Hickory Nut Gap Farm Camp

Beginning in the early 80s, sisters Susie Hamilton and Annie Ager began holding a summer day camp that began as a way to keep their own kids and others from the surrounding community busy during the summer.  As their kids grew older, Susie and Annie grew the camp to include a larger number of paid campers that loved the semi-structured learning environment where they could explore the arts, horseback riding, and numerous other activities.  As the years went by the camp moved from Susie’s house up the road to Hickory Nut Gap Farm where it continues to impact hundreds of kids between the ages of 6 and 15 every year. Beginning in the Summer of 2022, the camp will operate as part of Project HNG which will allow us to provide scholarships to those who might not otherwise be able to attend, but it will continue to provide campers with lots of opportunities to be helpful, get dirty, and have fun.
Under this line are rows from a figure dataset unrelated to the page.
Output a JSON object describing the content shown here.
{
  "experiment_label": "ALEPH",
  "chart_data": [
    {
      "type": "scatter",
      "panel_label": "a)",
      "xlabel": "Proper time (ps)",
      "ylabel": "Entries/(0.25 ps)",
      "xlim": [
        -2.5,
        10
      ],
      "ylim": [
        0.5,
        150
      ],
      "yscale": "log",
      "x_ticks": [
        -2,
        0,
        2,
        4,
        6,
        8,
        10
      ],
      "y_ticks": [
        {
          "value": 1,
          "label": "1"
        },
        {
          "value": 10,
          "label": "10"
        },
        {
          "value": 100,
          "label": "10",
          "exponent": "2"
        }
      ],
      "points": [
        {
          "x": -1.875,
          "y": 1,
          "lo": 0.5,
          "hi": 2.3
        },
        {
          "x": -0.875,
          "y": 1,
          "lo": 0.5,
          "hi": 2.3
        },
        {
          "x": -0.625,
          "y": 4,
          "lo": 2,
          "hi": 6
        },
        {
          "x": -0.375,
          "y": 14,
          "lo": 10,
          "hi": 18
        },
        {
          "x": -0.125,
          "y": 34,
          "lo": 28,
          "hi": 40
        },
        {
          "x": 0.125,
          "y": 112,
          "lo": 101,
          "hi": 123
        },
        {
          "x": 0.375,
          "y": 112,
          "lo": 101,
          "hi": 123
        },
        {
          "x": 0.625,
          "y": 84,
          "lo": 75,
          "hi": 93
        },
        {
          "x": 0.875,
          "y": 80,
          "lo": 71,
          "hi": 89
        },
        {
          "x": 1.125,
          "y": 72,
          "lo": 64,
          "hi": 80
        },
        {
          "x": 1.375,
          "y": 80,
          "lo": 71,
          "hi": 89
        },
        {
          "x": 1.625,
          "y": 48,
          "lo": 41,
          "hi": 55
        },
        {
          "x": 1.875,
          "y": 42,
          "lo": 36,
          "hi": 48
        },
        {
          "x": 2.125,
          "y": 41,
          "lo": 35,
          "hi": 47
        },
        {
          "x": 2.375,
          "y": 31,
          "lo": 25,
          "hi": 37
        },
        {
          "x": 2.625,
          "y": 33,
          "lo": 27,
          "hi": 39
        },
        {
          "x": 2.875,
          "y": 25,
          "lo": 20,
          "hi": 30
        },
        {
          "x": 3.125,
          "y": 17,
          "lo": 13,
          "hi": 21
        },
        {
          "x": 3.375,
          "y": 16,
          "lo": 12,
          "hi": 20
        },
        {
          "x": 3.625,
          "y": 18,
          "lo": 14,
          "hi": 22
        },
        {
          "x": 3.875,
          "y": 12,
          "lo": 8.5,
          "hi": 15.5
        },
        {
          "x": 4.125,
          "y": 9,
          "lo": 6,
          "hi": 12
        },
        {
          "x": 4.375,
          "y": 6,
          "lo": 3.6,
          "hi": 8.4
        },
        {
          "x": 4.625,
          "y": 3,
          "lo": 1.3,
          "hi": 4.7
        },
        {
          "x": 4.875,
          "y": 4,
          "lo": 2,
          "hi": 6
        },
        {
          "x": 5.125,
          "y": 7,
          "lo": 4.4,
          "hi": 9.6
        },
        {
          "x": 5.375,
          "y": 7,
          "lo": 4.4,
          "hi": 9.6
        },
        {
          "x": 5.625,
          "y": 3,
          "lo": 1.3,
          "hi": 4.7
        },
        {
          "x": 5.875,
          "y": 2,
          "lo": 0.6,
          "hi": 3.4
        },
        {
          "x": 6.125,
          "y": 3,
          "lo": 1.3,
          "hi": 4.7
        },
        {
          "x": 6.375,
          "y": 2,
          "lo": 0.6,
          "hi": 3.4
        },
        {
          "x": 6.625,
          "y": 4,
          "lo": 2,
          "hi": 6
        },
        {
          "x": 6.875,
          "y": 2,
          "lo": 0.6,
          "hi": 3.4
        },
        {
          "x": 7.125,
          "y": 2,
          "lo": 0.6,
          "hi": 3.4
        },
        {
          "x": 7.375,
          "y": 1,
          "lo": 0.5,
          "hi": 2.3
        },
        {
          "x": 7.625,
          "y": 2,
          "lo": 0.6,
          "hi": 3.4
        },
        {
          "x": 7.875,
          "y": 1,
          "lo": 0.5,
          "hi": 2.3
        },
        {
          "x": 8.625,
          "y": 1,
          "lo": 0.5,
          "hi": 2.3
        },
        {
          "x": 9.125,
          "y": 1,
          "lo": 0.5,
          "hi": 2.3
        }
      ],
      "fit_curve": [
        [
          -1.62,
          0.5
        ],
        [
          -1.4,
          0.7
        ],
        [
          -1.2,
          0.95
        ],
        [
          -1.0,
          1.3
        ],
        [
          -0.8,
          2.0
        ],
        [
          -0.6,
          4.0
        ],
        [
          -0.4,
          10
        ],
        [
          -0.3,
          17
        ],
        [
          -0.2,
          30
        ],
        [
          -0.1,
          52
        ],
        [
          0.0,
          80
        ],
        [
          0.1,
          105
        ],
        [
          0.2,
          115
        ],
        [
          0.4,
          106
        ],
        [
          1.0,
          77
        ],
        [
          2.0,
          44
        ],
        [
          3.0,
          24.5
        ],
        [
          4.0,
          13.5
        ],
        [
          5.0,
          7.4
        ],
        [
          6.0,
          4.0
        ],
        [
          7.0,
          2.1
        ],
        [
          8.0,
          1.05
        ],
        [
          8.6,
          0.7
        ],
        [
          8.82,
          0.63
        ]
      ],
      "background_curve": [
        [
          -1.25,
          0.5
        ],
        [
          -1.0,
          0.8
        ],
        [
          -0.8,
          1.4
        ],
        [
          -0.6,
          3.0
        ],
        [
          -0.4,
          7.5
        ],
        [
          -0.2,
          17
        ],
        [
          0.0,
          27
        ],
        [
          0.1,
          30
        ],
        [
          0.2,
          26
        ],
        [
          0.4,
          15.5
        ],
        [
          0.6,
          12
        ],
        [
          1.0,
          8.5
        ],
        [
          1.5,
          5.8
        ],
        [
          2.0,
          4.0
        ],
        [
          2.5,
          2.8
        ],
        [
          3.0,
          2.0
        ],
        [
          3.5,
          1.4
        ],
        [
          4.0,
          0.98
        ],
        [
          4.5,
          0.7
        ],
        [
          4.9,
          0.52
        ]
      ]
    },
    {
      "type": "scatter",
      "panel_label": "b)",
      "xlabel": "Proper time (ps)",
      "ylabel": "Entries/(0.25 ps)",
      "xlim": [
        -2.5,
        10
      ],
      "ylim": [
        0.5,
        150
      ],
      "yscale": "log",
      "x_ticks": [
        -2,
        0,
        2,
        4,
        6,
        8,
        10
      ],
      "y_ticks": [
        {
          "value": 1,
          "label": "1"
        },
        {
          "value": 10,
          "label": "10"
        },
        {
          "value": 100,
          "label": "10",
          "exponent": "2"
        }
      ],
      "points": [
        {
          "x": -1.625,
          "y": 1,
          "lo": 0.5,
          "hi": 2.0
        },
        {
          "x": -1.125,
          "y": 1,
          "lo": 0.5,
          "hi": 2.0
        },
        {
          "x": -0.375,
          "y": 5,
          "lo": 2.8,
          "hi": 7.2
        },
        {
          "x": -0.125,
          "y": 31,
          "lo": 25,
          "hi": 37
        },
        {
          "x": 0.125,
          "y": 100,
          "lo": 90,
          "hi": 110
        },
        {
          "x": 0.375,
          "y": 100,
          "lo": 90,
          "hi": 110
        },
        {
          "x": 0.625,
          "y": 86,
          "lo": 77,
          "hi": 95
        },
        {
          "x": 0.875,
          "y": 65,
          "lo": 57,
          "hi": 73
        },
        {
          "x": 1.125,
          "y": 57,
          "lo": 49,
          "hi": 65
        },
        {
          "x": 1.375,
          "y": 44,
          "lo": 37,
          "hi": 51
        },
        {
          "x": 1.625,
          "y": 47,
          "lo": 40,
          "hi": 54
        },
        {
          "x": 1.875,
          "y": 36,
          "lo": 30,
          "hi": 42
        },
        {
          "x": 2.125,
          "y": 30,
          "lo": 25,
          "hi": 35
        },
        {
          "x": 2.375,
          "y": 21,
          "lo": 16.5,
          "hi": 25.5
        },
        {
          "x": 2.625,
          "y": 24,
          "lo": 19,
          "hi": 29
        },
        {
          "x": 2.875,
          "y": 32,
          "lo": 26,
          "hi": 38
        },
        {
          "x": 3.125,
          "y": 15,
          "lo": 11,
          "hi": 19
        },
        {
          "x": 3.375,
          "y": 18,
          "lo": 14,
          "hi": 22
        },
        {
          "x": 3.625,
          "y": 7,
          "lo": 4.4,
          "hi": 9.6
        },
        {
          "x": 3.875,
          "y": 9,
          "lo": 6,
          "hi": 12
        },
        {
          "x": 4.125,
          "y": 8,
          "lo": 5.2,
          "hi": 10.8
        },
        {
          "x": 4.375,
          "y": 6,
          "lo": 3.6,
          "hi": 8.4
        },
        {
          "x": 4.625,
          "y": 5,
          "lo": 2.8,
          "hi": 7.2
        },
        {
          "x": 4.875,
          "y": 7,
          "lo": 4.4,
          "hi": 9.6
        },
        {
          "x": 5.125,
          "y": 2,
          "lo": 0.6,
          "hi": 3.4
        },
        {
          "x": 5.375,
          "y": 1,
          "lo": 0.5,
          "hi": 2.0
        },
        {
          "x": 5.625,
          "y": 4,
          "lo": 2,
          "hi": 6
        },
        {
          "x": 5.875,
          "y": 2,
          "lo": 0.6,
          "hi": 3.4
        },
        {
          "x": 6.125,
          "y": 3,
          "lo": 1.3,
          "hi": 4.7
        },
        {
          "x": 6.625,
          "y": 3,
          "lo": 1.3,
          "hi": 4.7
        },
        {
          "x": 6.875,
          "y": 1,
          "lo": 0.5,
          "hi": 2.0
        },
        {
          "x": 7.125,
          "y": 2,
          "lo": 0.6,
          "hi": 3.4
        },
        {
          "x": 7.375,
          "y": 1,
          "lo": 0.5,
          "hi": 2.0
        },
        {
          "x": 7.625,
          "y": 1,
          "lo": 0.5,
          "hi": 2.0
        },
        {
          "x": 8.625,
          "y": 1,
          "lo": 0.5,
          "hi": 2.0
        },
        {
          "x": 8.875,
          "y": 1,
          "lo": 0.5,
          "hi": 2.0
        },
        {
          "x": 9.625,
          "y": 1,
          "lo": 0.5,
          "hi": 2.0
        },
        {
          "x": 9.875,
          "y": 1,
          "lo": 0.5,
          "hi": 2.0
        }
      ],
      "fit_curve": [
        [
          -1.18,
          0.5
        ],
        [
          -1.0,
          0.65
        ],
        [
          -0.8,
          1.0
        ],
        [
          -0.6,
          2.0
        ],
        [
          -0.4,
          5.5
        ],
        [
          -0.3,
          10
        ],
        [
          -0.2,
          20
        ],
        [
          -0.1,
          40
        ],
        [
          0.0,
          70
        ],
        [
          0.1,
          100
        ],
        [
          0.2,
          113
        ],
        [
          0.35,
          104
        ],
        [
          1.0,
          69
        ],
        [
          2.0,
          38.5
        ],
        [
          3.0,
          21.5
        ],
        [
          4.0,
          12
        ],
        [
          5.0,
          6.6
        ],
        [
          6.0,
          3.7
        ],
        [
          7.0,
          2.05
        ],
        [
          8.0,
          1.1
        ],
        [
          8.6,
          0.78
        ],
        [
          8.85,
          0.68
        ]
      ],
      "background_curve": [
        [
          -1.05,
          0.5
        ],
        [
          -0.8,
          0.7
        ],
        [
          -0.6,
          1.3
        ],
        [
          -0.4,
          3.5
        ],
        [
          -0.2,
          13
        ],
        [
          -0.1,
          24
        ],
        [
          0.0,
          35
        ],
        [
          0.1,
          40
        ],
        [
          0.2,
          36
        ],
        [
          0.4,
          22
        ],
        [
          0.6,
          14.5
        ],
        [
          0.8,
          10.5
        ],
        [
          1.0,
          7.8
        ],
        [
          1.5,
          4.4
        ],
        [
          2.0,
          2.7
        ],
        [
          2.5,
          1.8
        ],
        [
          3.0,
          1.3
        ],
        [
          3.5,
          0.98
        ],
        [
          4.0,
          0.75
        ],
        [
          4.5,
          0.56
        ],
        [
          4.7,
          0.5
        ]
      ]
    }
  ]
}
Registration for the 2023 Summer Camp will open in February 2023.

Riding Lessons

Riding lessons are available throughout the year based on instructor availability and the weather of course. Lessons are available for youth starting at 6 years old and can accommodate skill levels from beginner to advanced.

Saturdays on the Farm

Saturdays on the farm is a unique program for 12-16 year olds and serves as an extension of summer camp throughout the year. Participants come out to the farm for a full day to hike, ride horses, and work on projects as a group while building bonds with each other through numerous activities. Mostly it’s a great opportunity to get outside, get dirty, and get the sense of accomplishment that comes with completing useful projects together. Sessions occur once a month and are free for all that want to participate. To see the schedule check out our events page and to sign up, just click on the link below and fill out the form.

Equine-assisted therapy

Coming soon

Equine-assisted therapy encompasses a range of treatments that involve activities with horses and other equines to promote human physical and mental health. The use of EAT has roots in antiquity, and EAT applies to physical health issues in modern form dates to the 1960s. Project HNG currently works with several local practitioners to provide opportunities for them to provide effective equine therapy and is expanding the program to provide more regular services to clients in the community.